O que também concorreria para não afastá-lo da srta. Dilbey!
Uma pena que ela já se decidira a não participar da temporada naquele ano,
Sthephanie refletiu. Seria interessante acompanhar o progresso da amizade entre os
dois, já que Perry sentia-se mais liberto.
Fitou Hetta com olhar aprovador. A moça usava o mesmo vestido cinza da
festa de Caroline. Sthephanie desejou que a amiga houvesse herdado o orgulho
teimoso da mãe e que o tio lhe comprasse roupas novas em Londres. Seria bom vê-la
usar cores mais vibrantes, depois de terminado o período de luto.
— Como lady Pentecost encarou a mudança de atitude do filho? Ela sabe que
Perry pretende ir a Londres?
— Sim, ele contou, mas não disse o motivo. Milady não gostou de Perry ter ido
ao consultório do dr. Carrington. Perry aborreceu-se por ela tentar descobrir do que se
tratava e tratou de convidar o clínico para o baile, mesmo sabendo que a mãe não
gosta dele.
Sthephanie ergueu um ombro.
— E o doutor, óbvio, não aceitou.
— Que nada! Confirmou que viria.
— Mas o dr. Carrington disse que teria de ir a Wiltshire.

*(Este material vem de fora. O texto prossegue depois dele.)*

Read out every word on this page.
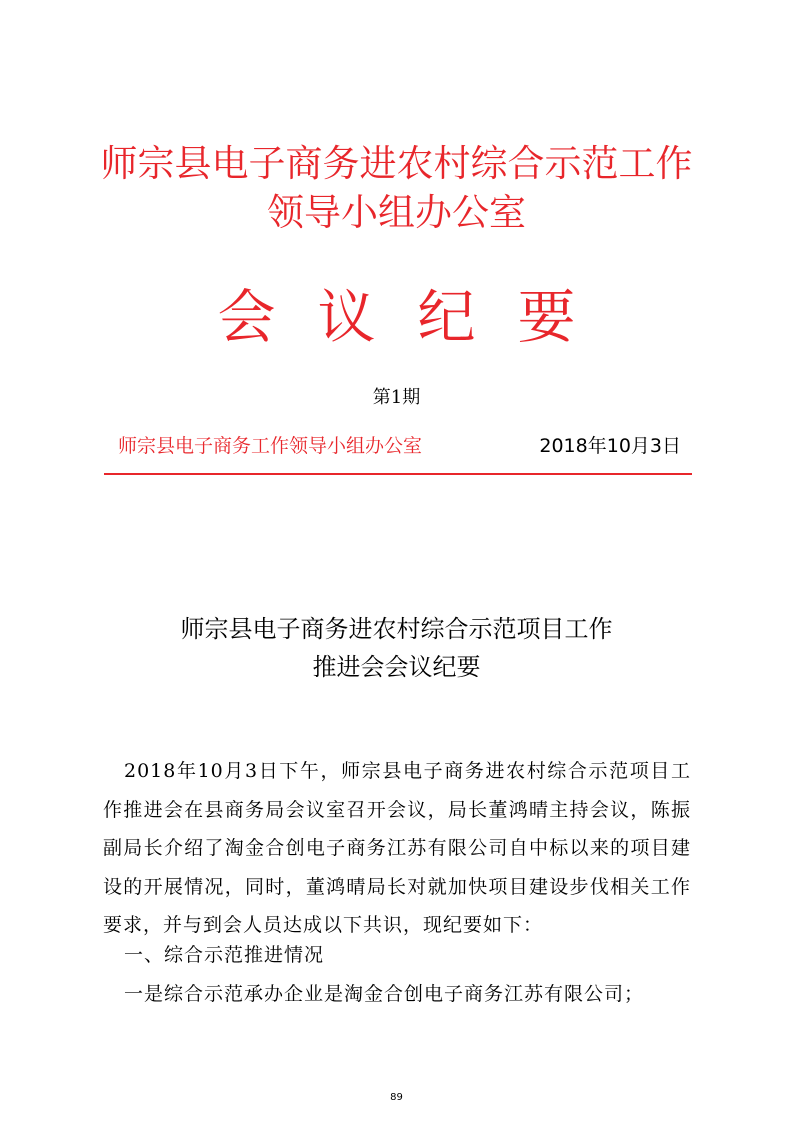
师宗县电子商务进农村综合示范工作
领导小组办公室
会议纪要
第1期
师宗县电子商务工作领导小组办公室	2018年10月3日
师宗县电子商务进农村综合示范项目工作
推进会会议纪要

2018年10月3日下午，师宗县电子商务进农村综合示范项目工作推进会在县商务局会议室召开会议，局长董鸿晴主持会议，陈振副局长介绍了淘金合创电子商务江苏有限公司自中标以来的项目建设的开展情况，同时，董鸿晴局长对就加快项目建设步伐相关工作要求，并与到会人员达成以下共识，现纪要如下：

一、综合示范推进情况
一是综合示范承办企业是淘金合创电子商务江苏有限公司；
89
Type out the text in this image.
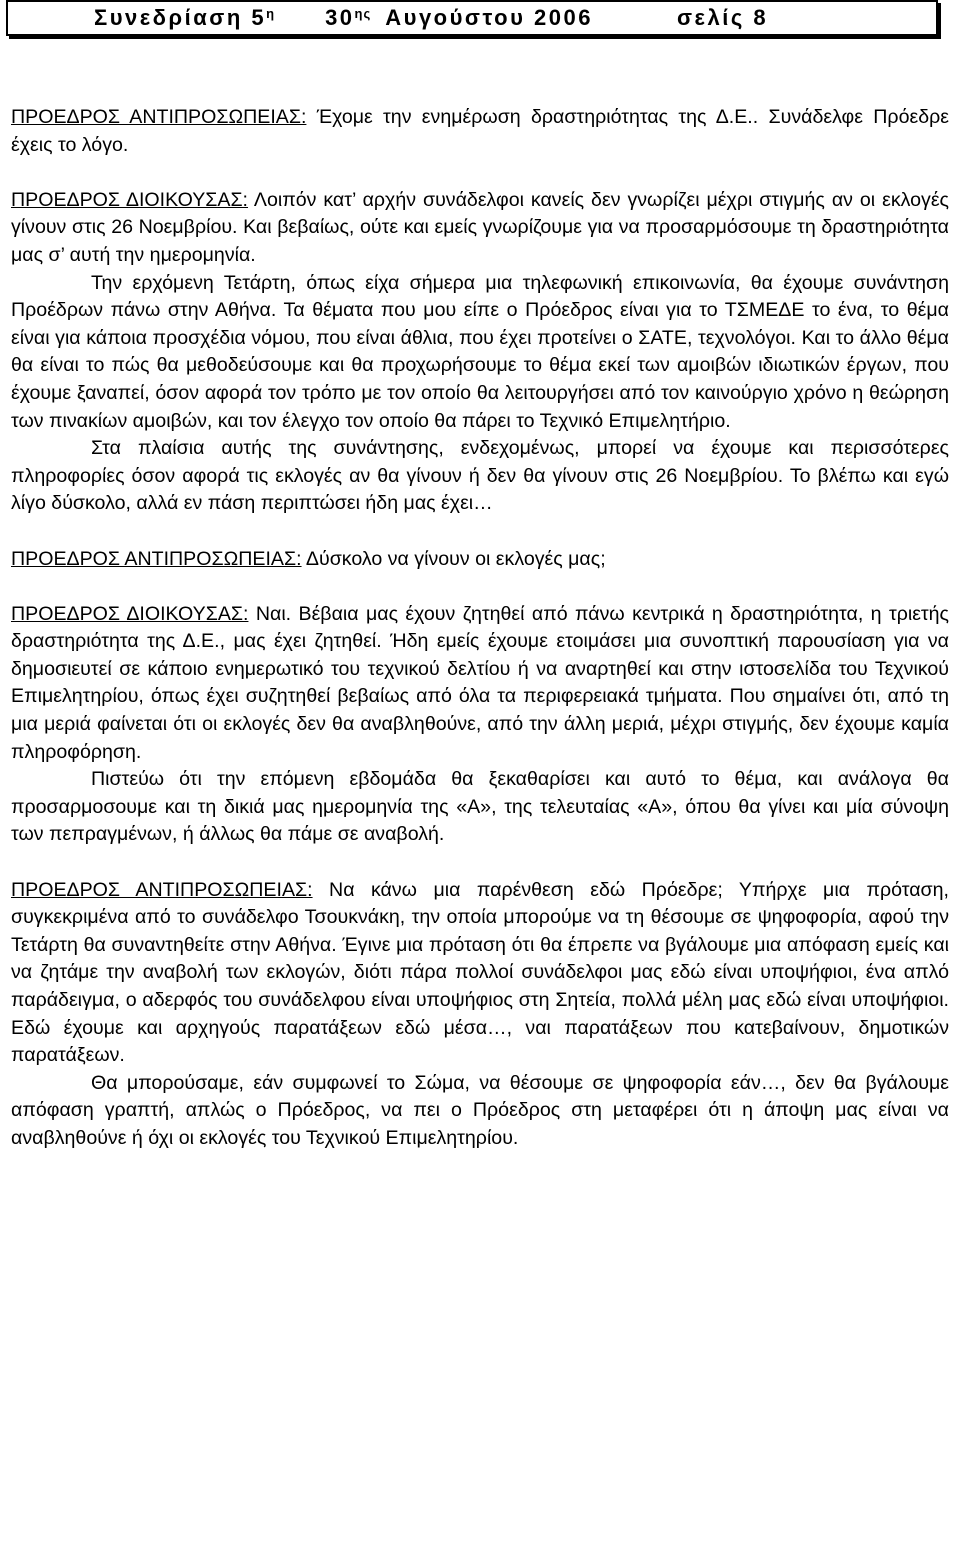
Συνεδρίαση $5^\eta$ $30^{\eta\varsigma}$ Αυγούστου 2006	σελίς 8

ΠΡΟΕΔΡΟΣ ΑΝΤΙΠΡΟΣΩΠΕΙΑΣ: Έχομε την ενημέρωση δραστηριότητας της Δ.Ε.. Συνάδελφε Πρόεδρε έχεις το λόγο.

ΠΡΟΕΔΡΟΣ ΔΙΟΙΚΟΥΣΑΣ: Λοιπόν κατ’ αρχήν συνάδελφοι κανείς δεν γνωρίζει μέχρι στιγμής αν οι εκλογές γίνουν στις 26 Νοεμβρίου. Και βεβαίως, ούτε και εμείς γνωρίζουμε για να προσαρμόσουμε τη δραστηριότητα μας σ’ αυτή την ημερομηνία.

Την ερχόμενη Τετάρτη, όπως είχα σήμερα μια τηλεφωνική επικοινωνία, θα έχουμε συνάντηση Προέδρων πάνω στην Αθήνα. Τα θέματα που μου είπε ο Πρόεδρος είναι για το ΤΣΜΕΔΕ το ένα, το θέμα είναι για κάποια προσχέδια νόμου, που είναι άθλια, που έχει προτείνει ο ΣΑΤΕ, τεχνολόγοι. Και το άλλο θέμα θα είναι το πώς θα μεθοδεύσουμε και θα προχωρήσουμε το θέμα εκεί των αμοιβών ιδιωτικών έργων, που έχουμε ξαναπεί, όσον αφορά τον τρόπο με τον οποίο θα λειτουργήσει από τον καινούργιο χρόνο η θεώρηση των πινακίων αμοιβών, και τον έλεγχο τον οποίο θα πάρει το Τεχνικό Επιμελητήριο.

Στα πλαίσια αυτής της συνάντησης, ενδεχομένως, μπορεί να έχουμε και περισσότερες πληροφορίες όσον αφορά τις εκλογές αν θα γίνουν ή δεν θα γίνουν στις 26 Νοεμβρίου. Το βλέπω και εγώ λίγο δύσκολο, αλλά εν πάση περιπτώσει ήδη μας έχει…

ΠΡΟΕΔΡΟΣ ΑΝΤΙΠΡΟΣΩΠΕΙΑΣ: Δύσκολο να γίνουν οι εκλογές μας;

ΠΡΟΕΔΡΟΣ ΔΙΟΙΚΟΥΣΑΣ: Ναι. Βέβαια μας έχουν ζητηθεί από πάνω κεντρικά η δραστηριότητα, η τριετής δραστηριότητα της Δ.Ε., μας έχει ζητηθεί. Ήδη εμείς έχουμε ετοιμάσει μια συνοπτική παρουσίαση για να δημοσιευτεί σε κάποιο ενημερωτικό του τεχνικού δελτίου ή να αναρτηθεί και στην ιστοσελίδα του Τεχνικού Επιμελητηρίου, όπως έχει συζητηθεί βεβαίως από όλα τα περιφερειακά τμήματα. Που σημαίνει ότι, από τη μια μεριά φαίνεται ότι οι εκλογές δεν θα αναβληθούνε, από την άλλη μεριά, μέχρι στιγμής, δεν έχουμε καμία πληροφόρηση.

Πιστεύω ότι την επόμενη εβδομάδα θα ξεκαθαρίσει και αυτό το θέμα, και ανάλογα θα προσαρμοσουμε και τη δικιά μας ημερομηνία της «Α», της τελευταίας «Α», όπου θα γίνει και μία σύνοψη των πεπραγμένων, ή άλλως θα πάμε σε αναβολή.

ΠΡΟΕΔΡΟΣ ΑΝΤΙΠΡΟΣΩΠΕΙΑΣ: Να κάνω μια παρένθεση εδώ Πρόεδρε; Υπήρχε μια πρόταση, συγκεκριμένα από το συνάδελφο Τσουκνάκη, την οποία μπορούμε να τη θέσουμε σε ψηφοφορία, αφού την Τετάρτη θα συναντηθείτε στην Αθήνα. Έγινε μια πρόταση ότι θα έπρεπε να βγάλουμε μια απόφαση εμείς και να ζητάμε την αναβολή των εκλογών, διότι πάρα πολλοί συνάδελφοι μας εδώ είναι υποψήφιοι, ένα απλό παράδειγμα, ο αδερφός του συνάδελφου είναι υποψήφιος στη Σητεία, πολλά μέλη μας εδώ είναι υποψήφιοι. Εδώ έχουμε και αρχηγούς παρατάξεων εδώ μέσα…, ναι παρατάξεων που κατεβαίνουν, δημοτικών παρατάξεων.

Θα μπορούσαμε, εάν συμφωνεί το Σώμα, να θέσουμε σε ψηφοφορία εάν…, δεν θα βγάλουμε απόφαση γραπτή, απλώς ο Πρόεδρος, να πει ο Πρόεδρος στη μεταφέρει ότι η άποψη μας είναι να αναβληθούνε ή όχι οι εκλογές του Τεχνικού Επιμελητηρίου.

— Pois é, mas veio com o grupo da sra. Westbridge. Acho que o vi há pouco,
acompanhando-a ao salão de jogos.
Sthephanie ficou alegre. Desde o jantar na casa dos primos, ela não o vira. Na
véspera, Thomas fora chamado para examinar Elizabeth, mas Sthephanie encontrava-
se fora, cavalgando. Uma circunstância que a deixou mais aborrecida do que ousaria
admitir.
— Boa noite, lady Sthephanie — a voz de Simon Fairfax interrompeu-lhe as
divagações. — A senhora me daria a honra da próxima contradança?
Quanta cortesia e charme naquele Adônis loiro! Com certeza, metade das
mulheres ali presentes invejavam-na.
Sthephanie, com os dedos na manga imaculada do fraque de Simon,
acompanhou-o à pista de danças, sem a mínima emoção. Por que preferiria estar em
companhia de um certo cavalheiro de modos não tão refinados?

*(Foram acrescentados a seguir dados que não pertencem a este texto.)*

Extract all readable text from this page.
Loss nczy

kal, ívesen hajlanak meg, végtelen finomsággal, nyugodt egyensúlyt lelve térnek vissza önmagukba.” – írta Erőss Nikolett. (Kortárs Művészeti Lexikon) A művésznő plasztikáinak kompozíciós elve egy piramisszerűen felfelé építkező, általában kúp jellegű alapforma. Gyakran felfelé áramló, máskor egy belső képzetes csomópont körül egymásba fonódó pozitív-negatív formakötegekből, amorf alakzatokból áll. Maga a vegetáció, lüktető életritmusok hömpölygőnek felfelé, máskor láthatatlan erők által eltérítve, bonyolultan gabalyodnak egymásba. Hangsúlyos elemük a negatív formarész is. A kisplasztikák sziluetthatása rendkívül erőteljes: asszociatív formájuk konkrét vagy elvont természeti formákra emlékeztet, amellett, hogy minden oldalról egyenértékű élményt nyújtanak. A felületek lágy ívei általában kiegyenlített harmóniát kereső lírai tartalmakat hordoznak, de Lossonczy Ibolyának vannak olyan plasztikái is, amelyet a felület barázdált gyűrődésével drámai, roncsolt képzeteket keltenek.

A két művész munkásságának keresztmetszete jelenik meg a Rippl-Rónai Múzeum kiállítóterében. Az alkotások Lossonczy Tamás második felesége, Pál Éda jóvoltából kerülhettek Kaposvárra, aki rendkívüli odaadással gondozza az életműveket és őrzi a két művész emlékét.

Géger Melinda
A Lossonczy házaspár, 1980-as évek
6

— A senhora vai viajar logo, não é mesmo, lady Sthephanie? — Simon
indagou, enquanto eles se colocavam na roda.
— Sim, depois de amanhã.
— Se minha memória não me falha, milady irá para Bath e não para Kent.

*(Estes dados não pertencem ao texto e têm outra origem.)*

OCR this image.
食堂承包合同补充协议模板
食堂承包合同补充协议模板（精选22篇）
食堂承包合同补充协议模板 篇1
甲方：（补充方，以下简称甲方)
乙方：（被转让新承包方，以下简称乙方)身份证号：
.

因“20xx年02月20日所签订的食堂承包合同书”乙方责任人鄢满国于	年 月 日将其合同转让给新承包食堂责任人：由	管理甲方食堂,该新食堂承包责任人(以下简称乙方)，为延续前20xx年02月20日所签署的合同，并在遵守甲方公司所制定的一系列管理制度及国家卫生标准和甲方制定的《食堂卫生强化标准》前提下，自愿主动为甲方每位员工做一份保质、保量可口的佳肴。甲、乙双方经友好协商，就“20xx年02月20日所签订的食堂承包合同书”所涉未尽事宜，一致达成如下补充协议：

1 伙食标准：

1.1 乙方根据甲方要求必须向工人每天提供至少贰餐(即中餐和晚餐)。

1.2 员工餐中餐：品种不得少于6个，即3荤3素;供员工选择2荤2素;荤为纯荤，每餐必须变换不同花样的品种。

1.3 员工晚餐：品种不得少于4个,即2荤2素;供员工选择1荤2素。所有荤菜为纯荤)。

Como é que ele sabia?, Sthephanie estranhou. Mas lembrou-se de haver
41
comentado o fato com lady Pentecost, que devia ter passado a informação.
— Irei visitar minha tia, lady Templehurst, e retornarei a Kent em abril.
— Milady, isso quer dizer que nos privará de sua incomparável presença na
próxima temporada?
— Ainda não sei bem, sir, mas é pouco provável que eu esteja na capital na
primavera.
— Os jovens fidalgos ficarão desolados por sua ausência. A senhora tem sido
uma das luzes mais brilhantes das três últimas temporadas.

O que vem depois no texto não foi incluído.